Ministerie van Ministerie van
Buitenlandse Zaken Defensie
Postbus 20061 Postbus 20701
2500 EB 's-Gravenhage 2500 ES 's-Gravenhage
Telefoon 070-3486486 Telefoon 070-3188188
Aan:
de Voorzitter van de
Tweede Kamer der
Staten-Generaal
Binnenhof 4
's-Gravenhage
Uw brief Uw kenmerk Ons nummer Datum
DVB/CV-121 15 april 2005
Naar aanleiding van het aannemen door de Kamer op 5 april jl. van de gewijzigde motie-Bakker/Van Baalen over de Geneefse Conventies (Kamerstuk 27 925 nr. 169) informeren wij u hierbij over de wijze waarop de regering aan deze motie uitvoering zal geven.
Tijdens de recente gedachtewisselingen met de Kamer op 10 maart en op 17 maart jl. hebben wij toegezegd al het mogelijke te zullen doen om er bij de Amerikaanse regering op aan te dringen de Geneefse conventies toe te passen. Tevens zullen wij, zoals toegezegd, deze kwesties aanhangig maken bij bondgenoten. Met de VS zullen besprekingen worden gevoerd over deze problematiek, zoals gemeld in onder meer de brief van 28 februari jl. over de reis van de minister van Buitenlandse Zaken naar de VS (Kamerstuk 28 676 nr. 18) en tijdens de hogergenoemde gedachtewisselingen met de Kamer.

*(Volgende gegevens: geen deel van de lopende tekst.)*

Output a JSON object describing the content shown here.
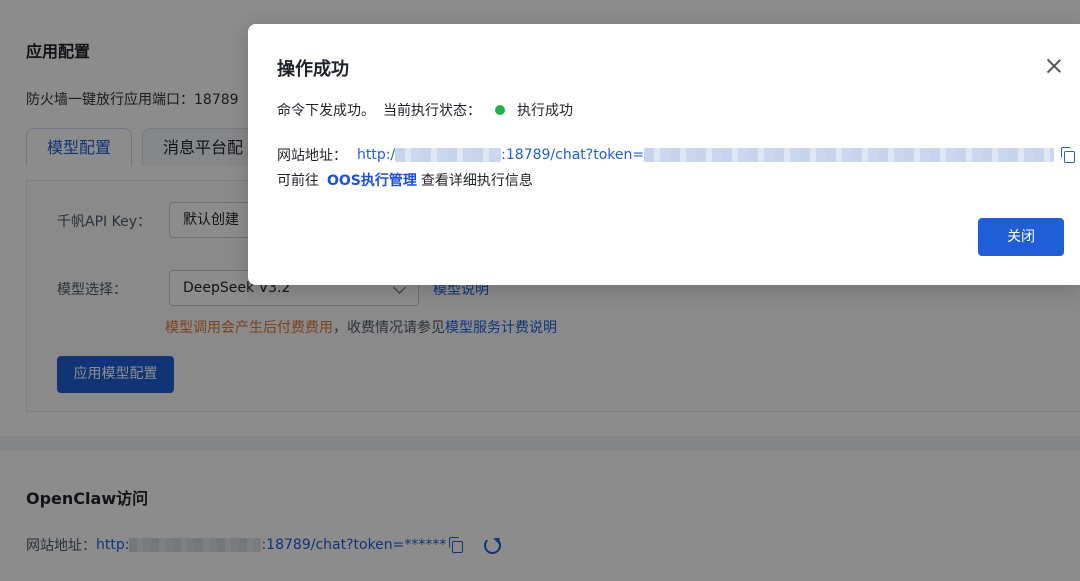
{
  "page": {
    "section_title": "应用配置",
    "firewall_label": "防火墙一键放行应用端口：",
    "firewall_port": "18789",
    "tabs": [
      {
        "label": "模型配置",
        "active": true
      },
      {
        "label": "消息平台配",
        "active": false
      }
    ],
    "api_key_label": "千帆API Key：",
    "api_key_value": "默认创建",
    "model_label": "模型选择：",
    "model_value": "DeepSeek V3.2",
    "model_doc_link": "模型说明",
    "billing_warning": "模型调用会产生后付费费用",
    "billing_mid": "，收费情况请参见",
    "billing_link": "模型服务计费说明",
    "apply_button": "应用模型配置",
    "openclaw_title": "OpenClaw访问",
    "site_label": "网站地址：",
    "site_url_prefix": "http:",
    "site_url_suffix": ":18789/chat?token=******"
  },
  "modal": {
    "title": "操作成功",
    "command_text": "命令下发成功。",
    "status_label": "当前执行状态：",
    "status_value": "执行成功",
    "status_color": "#22b14c",
    "url_label": "网站地址：",
    "url_prefix": "http:/",
    "url_middle": ":18789/chat?token=",
    "goto_prefix": "可前往",
    "oos_link": "OOS执行管理",
    "goto_suffix": "查看详细执行信息",
    "close_button": "关闭"
  },
  "colors": {
    "primary": "#1e5fd8",
    "warning": "#e07b39",
    "success": "#22b14c"
  }
}
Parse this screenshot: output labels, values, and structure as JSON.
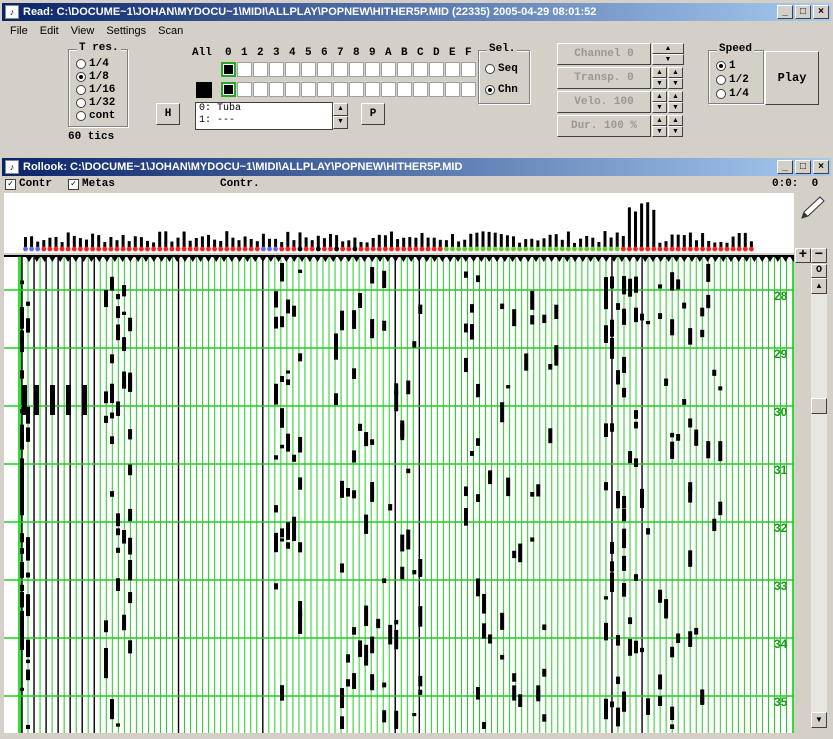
{
  "read_window": {
    "title": "Read: C:\\DOCUME~1\\JOHAN\\MYDOCU~1\\MIDI\\ALLPLAY\\POPNEW\\HITHER5P.MID (22335) 2005-04-29 08:01:52",
    "menu": [
      "File",
      "Edit",
      "View",
      "Settings",
      "Scan"
    ],
    "tres": {
      "legend": "T res.",
      "options": [
        "1/4",
        "1/8",
        "1/16",
        "1/32",
        "cont"
      ],
      "selected": 1,
      "tics": "60 tics"
    },
    "channels": {
      "all_label": "All",
      "labels": [
        "0",
        "1",
        "2",
        "3",
        "4",
        "5",
        "6",
        "7",
        "8",
        "9",
        "A",
        "B",
        "C",
        "D",
        "E",
        "F"
      ],
      "active": 0
    },
    "h_button": "H",
    "p_button": "P",
    "instrument_list": [
      "0: Tuba",
      "1: ---"
    ],
    "sel": {
      "legend": "Sel.",
      "options": [
        "Seq",
        "Chn"
      ],
      "selected": 1
    },
    "params": {
      "channel": "Channel  0",
      "transp": "Transp.  0",
      "velo": "Velo. 100",
      "dur": "Dur. 100 %"
    },
    "speed": {
      "legend": "Speed",
      "options": [
        "1",
        "1/2",
        "1/4"
      ],
      "selected": 0
    },
    "play_button": "Play"
  },
  "rollook_window": {
    "title": "Rollook: C:\\DOCUME~1\\JOHAN\\MYDOCU~1\\MIDI\\ALLPLAY\\POPNEW\\HITHER5P.MID",
    "contr_check": {
      "label": "Contr",
      "checked": true
    },
    "metas_check": {
      "label": "Metas",
      "checked": true
    },
    "contr_label": "Contr.",
    "position": "0:0:  0",
    "zoom_plus": "+",
    "zoom_minus": "−",
    "zoom_o": "O",
    "measure_labels": [
      "28",
      "29",
      "30",
      "31",
      "32",
      "33",
      "34",
      "35"
    ],
    "colors": {
      "grid_green": "#22cc22",
      "measure_label": "#1a9a1a",
      "note": "#000000",
      "marker_red": "#ff2020",
      "marker_green": "#66cc33",
      "marker_blue": "#6666ff"
    }
  }
}
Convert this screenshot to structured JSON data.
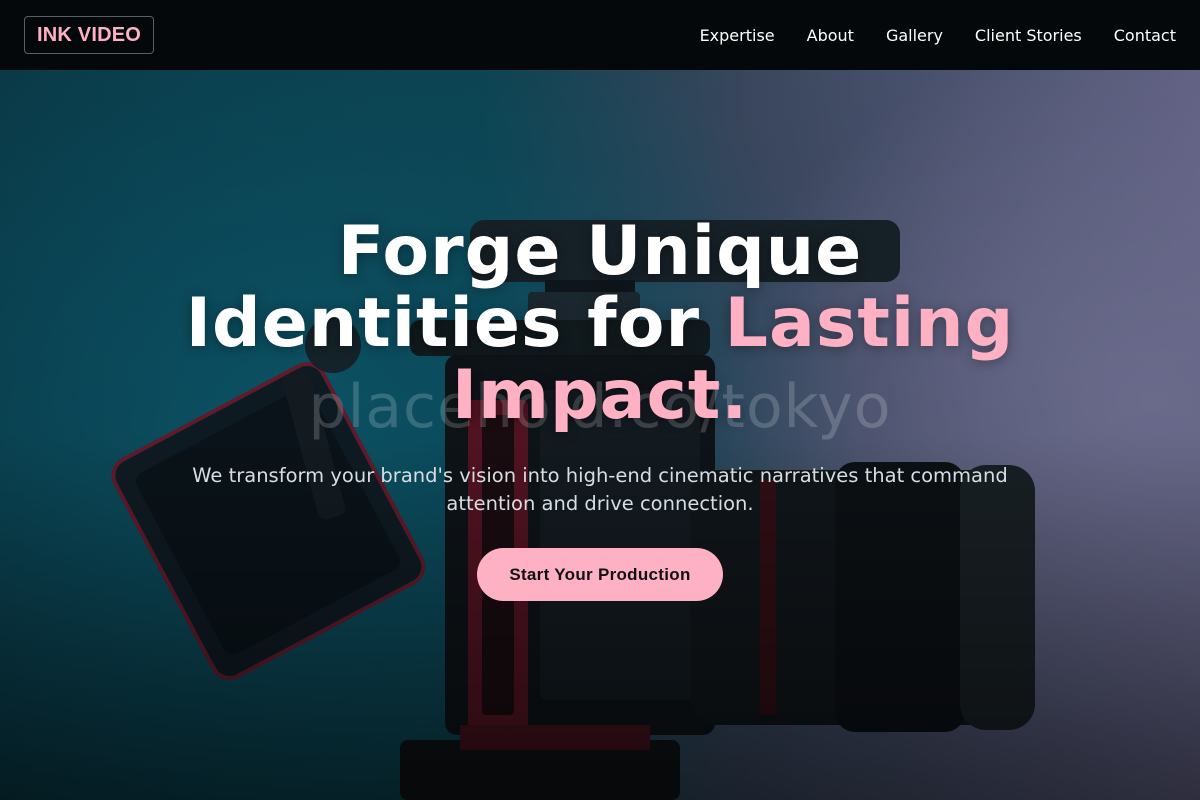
{
  "brand": {
    "name": "INK VIDEO",
    "accent_color": "#ffb1c4"
  },
  "nav": {
    "links": [
      "Expertise",
      "About",
      "Gallery",
      "Client Stories",
      "Contact"
    ]
  },
  "hero": {
    "headline": {
      "part1": "Forge Unique Identities for",
      "accent": "Lasting Impact."
    },
    "subtitle": "We transform your brand's vision into high-end cinematic narratives that command attention and drive connection.",
    "cta_label": "Start Your Production",
    "background_watermark": "placehold.co/tokyo",
    "background_image": "cinema-camera-icon"
  }
}
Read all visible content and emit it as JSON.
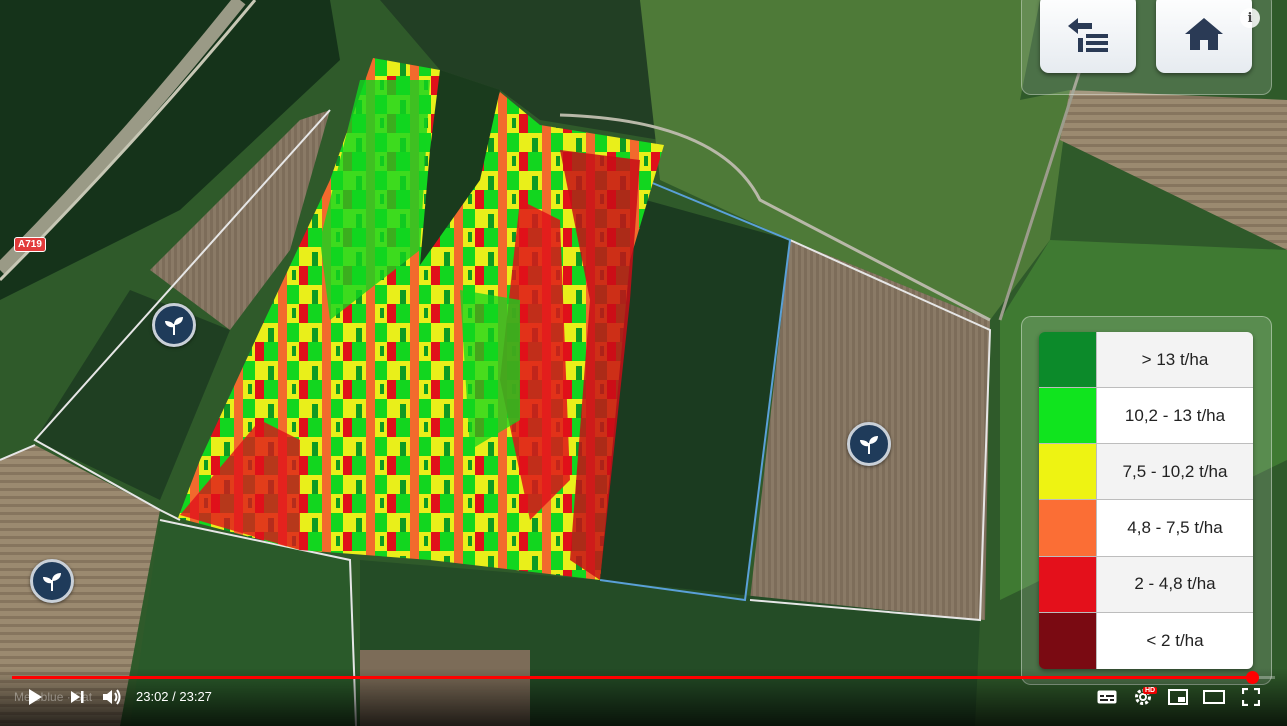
{
  "map": {
    "road_label": "A719",
    "watermark": "Meteblue · Sat"
  },
  "nav": {
    "back_icon": "list-back-icon",
    "home_icon": "home-icon",
    "info_label": "i"
  },
  "markers": [
    {
      "icon": "seedling-icon"
    },
    {
      "icon": "seedling-icon"
    },
    {
      "icon": "seedling-icon"
    }
  ],
  "legend": {
    "items": [
      {
        "label": "> 13 t/ha",
        "color": "#0c8a2a"
      },
      {
        "label": "10,2 - 13 t/ha",
        "color": "#10e41e"
      },
      {
        "label": "7,5 - 10,2 t/ha",
        "color": "#eef312"
      },
      {
        "label": "4,8 - 7,5 t/ha",
        "color": "#fb6e35"
      },
      {
        "label": "2 - 4,8 t/ha",
        "color": "#e4101b"
      },
      {
        "label": "< 2 t/ha",
        "color": "#7a0a12"
      }
    ]
  },
  "player": {
    "time": "23:02 / 23:27",
    "progress": 0.982,
    "hd_label": "HD",
    "icons": [
      "play-icon",
      "next-icon",
      "volume-icon",
      "subtitles-icon",
      "settings-icon",
      "miniplayer-icon",
      "theater-icon",
      "fullscreen-icon"
    ]
  }
}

Inmiddels hebben Nederlandse en Amerikaanse deskundigen elkaar ontmoet in Den Haag. Daarbij is afgesproken deze contacten te zullen voortzetten. Op zeer korte termijn zal de Mensenrechtenambassadeur met dit doel een bezoek brengen aan Washington. Over deze gesprekken zullen wij de Kamer op een geschikt moment verder inlichten.
Overigens plaatsen wij een kanttekening bij de overweging van de motie inzake een veronderstelde, eventueel indirecte rol van Nederlandse troepen bij de arrestatie van personen. Wij merken hierbij op dat de regering om veiligheidsredenen geen informatie kan verschaffen over de handelwijze van de Nederlandse militairen van het Special Forces-detachement in Afghanistan. Wij laten dan ook de genoemde uitspraak over de indirecte rol van Nederlandse troepen voor rekening van de indieners van de motie.

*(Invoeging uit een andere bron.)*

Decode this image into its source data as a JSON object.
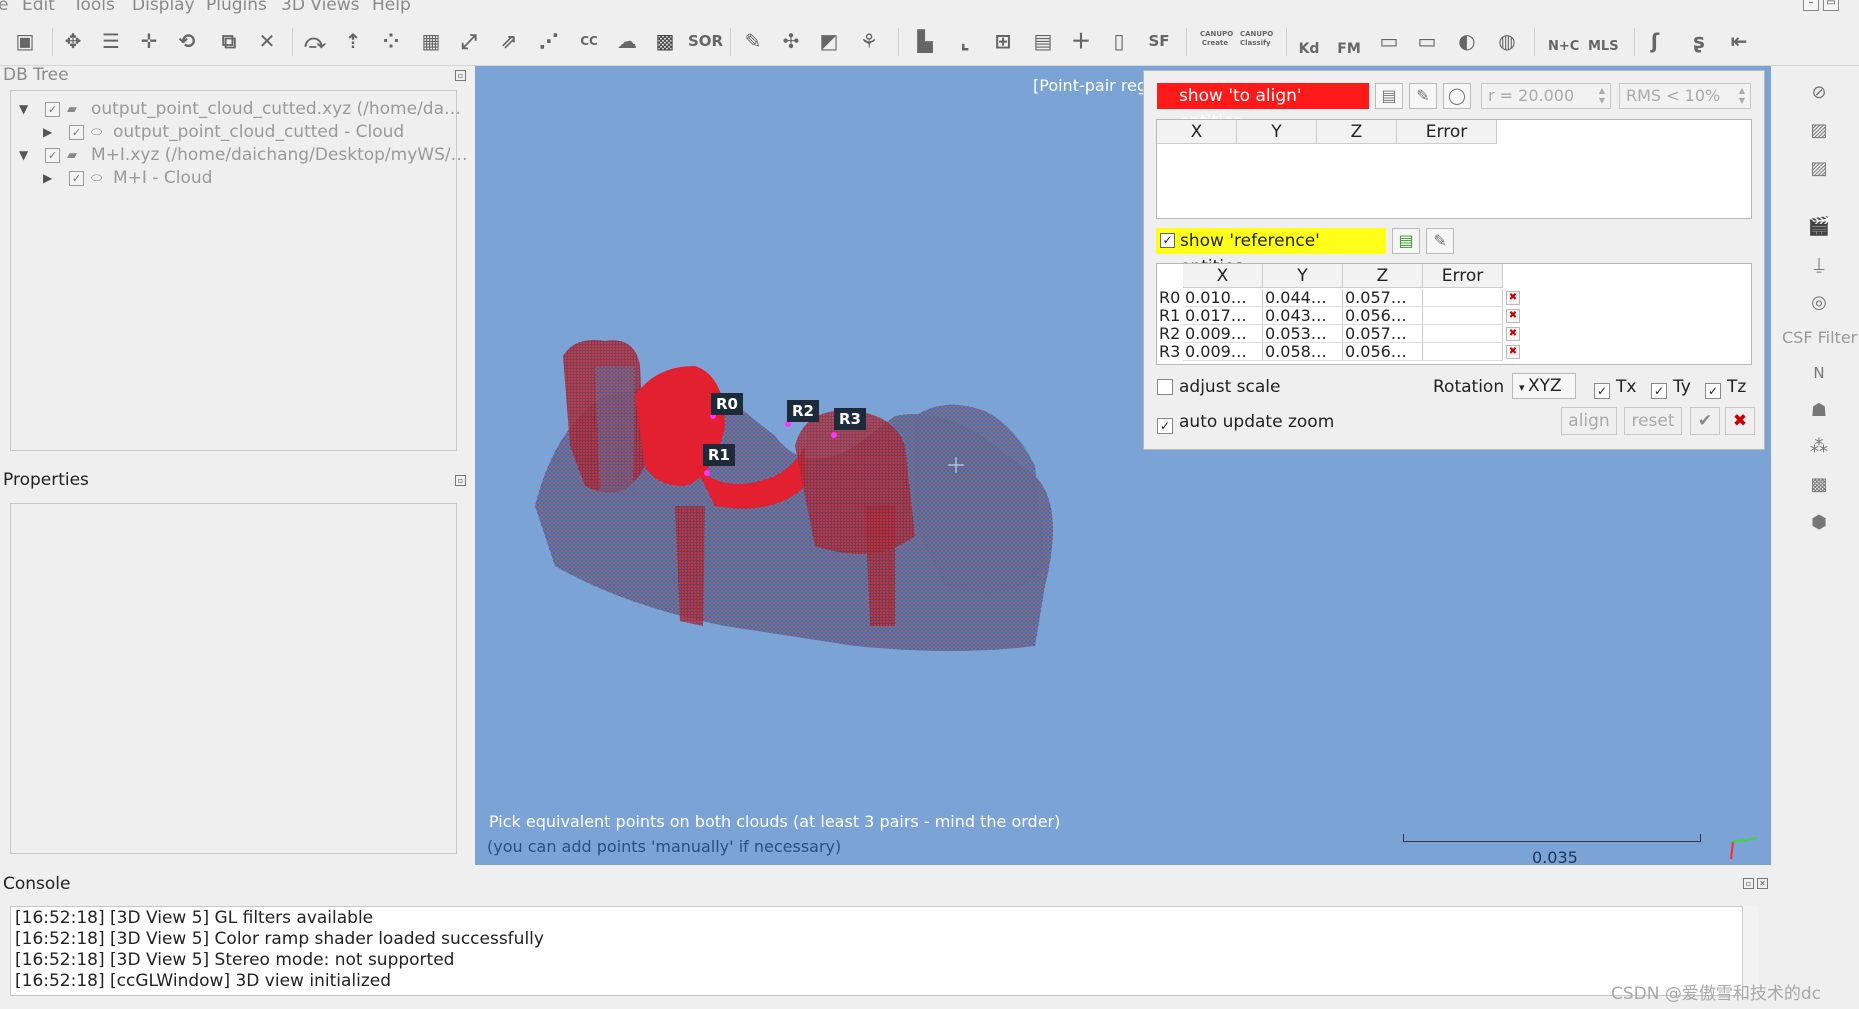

Tijdens het hogergenoemde algemeen overleg van 10 maart jl. heeft het lid Koenders gemeld dat Duitsland een regeling zou hebben getroffen voor het volgen van gevangenen. Navraag bij de Duitse regering heeft echter opgeleverd dat hiervan geen sprake is. Tijdens dit overleg heeft de minister van Defensie overigens gesteld een dergelijk systeem om meerdere redenen niet gewenst te achten.
Los van het bovenstaande wijzen wij u erop dat, met betrekking tot het informeren van de Kamer, wij reeds in de brief van 25 februari jl. (Kamerstuk 27 925 nr. 159) hebben toegezegd de Kamer vertrouwelijk te zullen informeren over de inzet van de speciale eenheden in Afghanistan. Tijdens het hogergenoemde algemeen overleg van 10 maart jl. is dit nog eens bevestigd. Het vertrouwelijke karakter van de informatievoorziening vloeit voort uit de noodzaak waarborgen te verschaffen voor de veiligheid van de Nederlandse militairen en de effectiviteit van hun missie.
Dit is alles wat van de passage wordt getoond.